Exome data has unique characteristics, which affects the way the data is checked and analyzed. In this post, we will use exome data from a 1000 Genomes project trio to highlight some iobio features that are particularly useful when analyzing exome data.
The first step in the analysis is to ensure that the data quality is sufficiently high. We use bam.iobio to check the global statistics of the alignment files, which we can view here.
A noticeable problem with this view for exome alignments is that since the majority of the genome has zero coverage, the read coverage chart is dominated by the zero coverage bases. To focus on the exome only, we can select the ‘Default Bed’ option (highlighted in the above plot) to use the 1000 Genomes human exome targets file to focus sampling in these regions.
When only considering the targeted exome, the coverage is encouragingly generally greater than 60X.
Now, we want to look at the alignments and the variant calls for the trio. We will look at a few different genes, beginning with BRCA2. We know that the 1000 Genomes samples were over 18 years of age and healthy at the time of DNA collection, but we can see that the father is carrying a heterozygous variant identified as possibly damaging by PolyPhen and deleterious by Sift in one of the exons. Snpeff identifies this variant as having a moderate impact and we can also see that the child (identified as the proband in this trio) has inherited this allele from her father. This variant appears as the highest ranked in the ‘Rank Variants’ table.
Now, let’s take a look at the CFTR gene.
When we open gene.iobio in the CFTR gene, we are presented with the canonical transcript. We can immediately see that there is coverage in all three samples in what appears to be an intronic location. This situation is likely the result of an exon present in an alternative transcript for this gene. To check, we can use the ‘Transcript’ drop-down menu and look at all the other available transcripts. The processed transcript (i.e. a transcript that does not contain an open reading frame) highlighted in the figure below appears to have an exon in the location with coverage.

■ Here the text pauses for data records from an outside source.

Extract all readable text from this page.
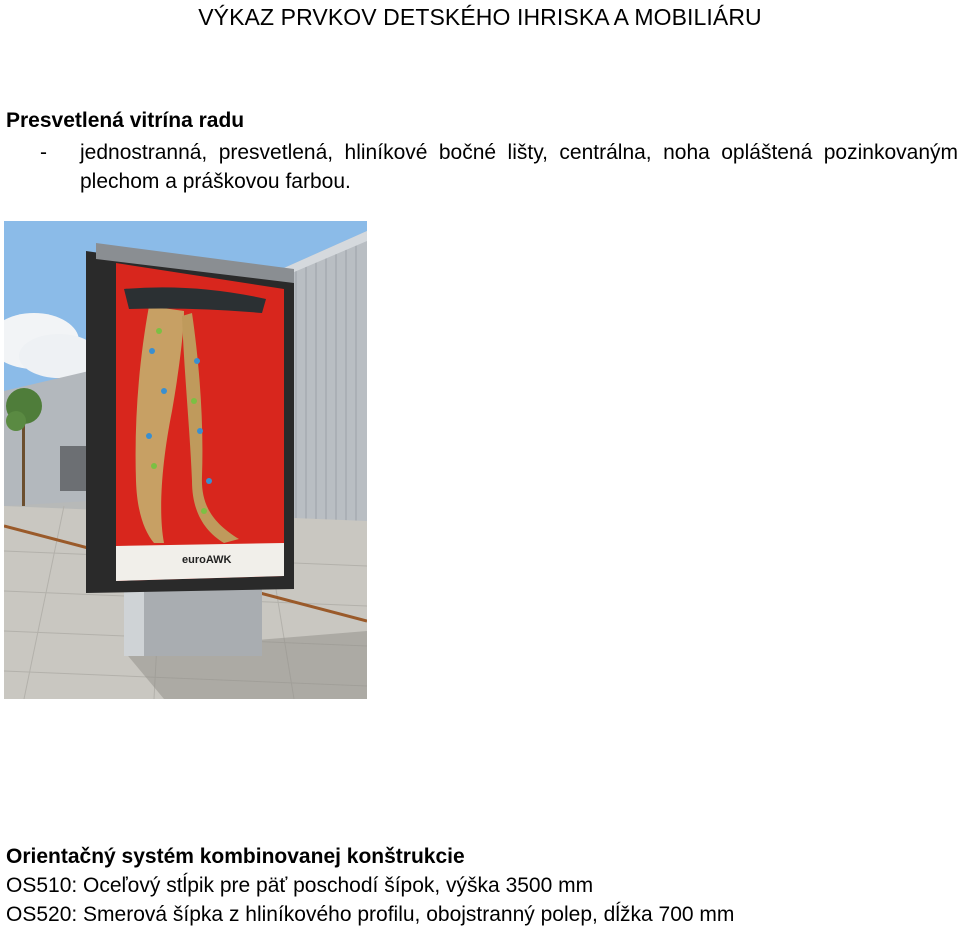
VÝKAZ PRVKOV DETSKÉHO IHRISKA A MOBILIÁRU
Presvetlená vitrína radu
-	jednostranná, presvetlená, hliníkové bočné lišty, centrálna, noha opláštená pozinkovaným plechom a práškovou farbou.
euroAWK
Orientačný systém kombinovanej konštrukcie
OS510: Oceľový stĺpik pre päť poschodí šípok, výška 3500 mm
OS520: Smerová šípka z hliníkového profilu, obojstranný polep, dĺžka 700 mm
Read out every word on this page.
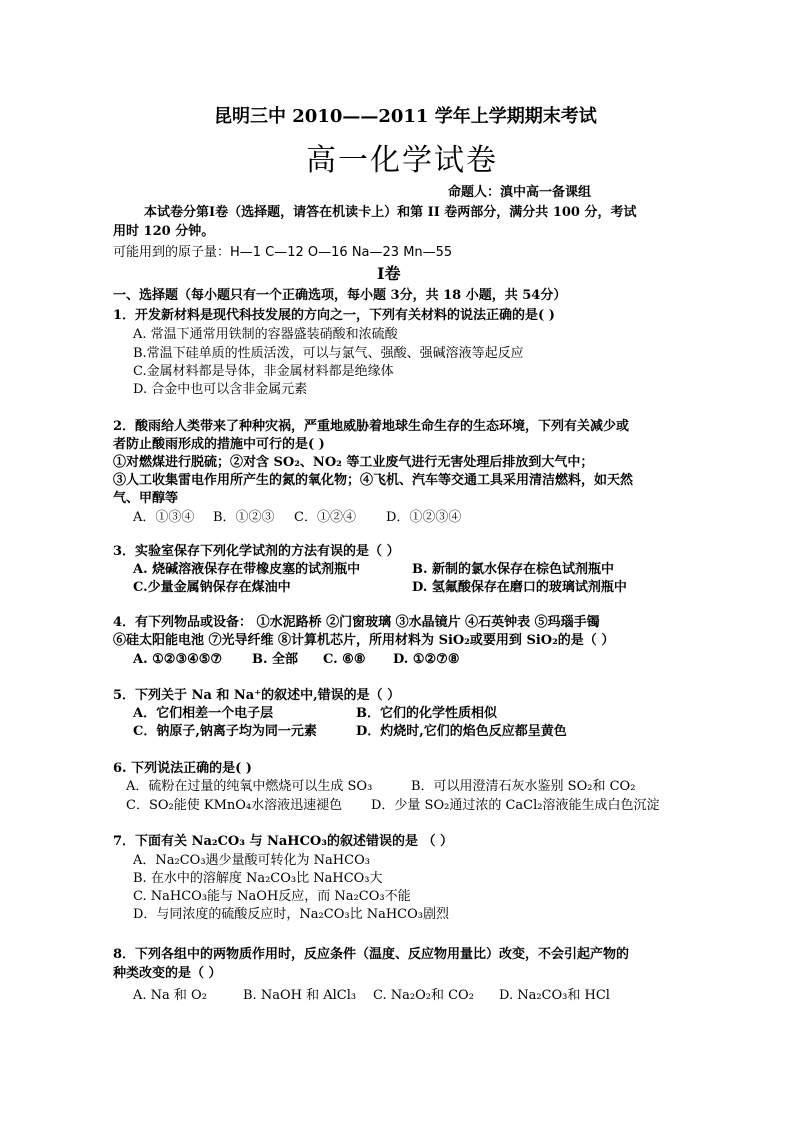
昆明三中 2010——2011 学年上学期期末考试
高一化学试卷
命题人：滇中高一备课组
本试卷分第Ⅰ卷（选择题，请答在机读卡上）和第 II 卷两部分，满分共 100 分，考试
用时 120 分钟。
可能用到的原子量：H—1 C—12 O—16 Na—23 Mn—55
Ⅰ卷
一、选择题（每小题只有一个正确选项，每小题 3分，共 18 小题，共 54分）
1．开发新材料是现代科技发展的方向之一，下列有关材料的说法正确的是( )
A. 常温下通常用铁制的容器盛装硝酸和浓硫酸
B.常温下硅单质的性质活泼，可以与氯气、强酸、强碱溶液等起反应
C.金属材料都是导体，非金属材料都是绝缘体
D. 合金中也可以含非金属元素
2．酸雨给人类带来了种种灾祸，严重地威胁着地球生命生存的生态环境，下列有关减少或
者防止酸雨形成的措施中可行的是( )
①对燃煤进行脱硫；②对含 SO₂、NO₂ 等工业废气进行无害处理后排放到大气中；
③人工收集雷电作用所产生的氮的氧化物；④飞机、汽车等交通工具采用清洁燃料，如天然
气、甲醇等
A．①③④ B．①②③ C．①②④ D．①②③④
3．实验室保存下列化学试剂的方法有误的是（ ）
A. 烧碱溶液保存在带橡皮塞的试剂瓶中	B. 新制的氯水保存在棕色试剂瓶中
C.少量金属钠保存在煤油中	D. 氢氟酸保存在磨口的玻璃试剂瓶中
4．有下列物品或设备： ①水泥路桥 ②门窗玻璃 ③水晶镜片 ④石英钟表 ⑤玛瑙手镯
⑥硅太阳能电池 ⑦光导纤维 ⑧计算机芯片，所用材料为 SiO₂或要用到 SiO₂的是（ ）
A. ①②③④⑤⑦ B. 全部 C. ⑥⑧ D. ①②⑦⑧
5．下列关于 Na 和 Na⁺的叙述中,错误的是（ ）
A．它们相差一个电子层	B．它们的化学性质相似
C．钠原子,钠离子均为同一元素	D．灼烧时,它们的焰色反应都呈黄色
6. 下列说法正确的是( )
A．硫粉在过量的纯氧中燃烧可以生成 SO₃	B．可以用澄清石灰水鉴别 SO₂和 CO₂
C．SO₂能使 KMnO₄水溶液迅速褪色 D．少量 SO₂通过浓的 CaCl₂溶液能生成白色沉淀
7．下面有关 Na₂CO₃ 与 NaHCO₃的叙述错误的是 （ ）
A．Na₂CO₃遇少量酸可转化为 NaHCO₃
B. 在水中的溶解度 Na₂CO₃比 NaHCO₃大
C. NaHCO₃能与 NaOH反应，而 Na₂CO₃不能
D．与同浓度的硫酸反应时，Na₂CO₃比 NaHCO₃剧烈
8．下列各组中的两物质作用时，反应条件（温度、反应物用量比）改变，不会引起产物的
种类改变的是（ ）
A. Na 和 O₂	B. NaOH 和 AlCl₃ C. Na₂O₂和 CO₂ D. Na₂CO₃和 HCl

When selected, we see that this coverage peak indeed fell within this exon.
Finally, we will look at the ABCB10 gene. This gene shows the opposite situation to what we observed in the CFTR gene. The final coding sequence (CDS) in the canonical transcript has no coverage in any of the samples. A quick check of the 1000 Genomes project exome targets bed file reveals that this exon is included and so coverage would be expected at this location. If it were the case that any of the samples harbored a deleterious mutation in this CDS, it would not be identified from this sequencing experiment, since no DNA sequence is present within it. This is a known cause of false negative variants, i.e. variants that are not called when they do exist and can quickly and easily be identified within gene.iobio.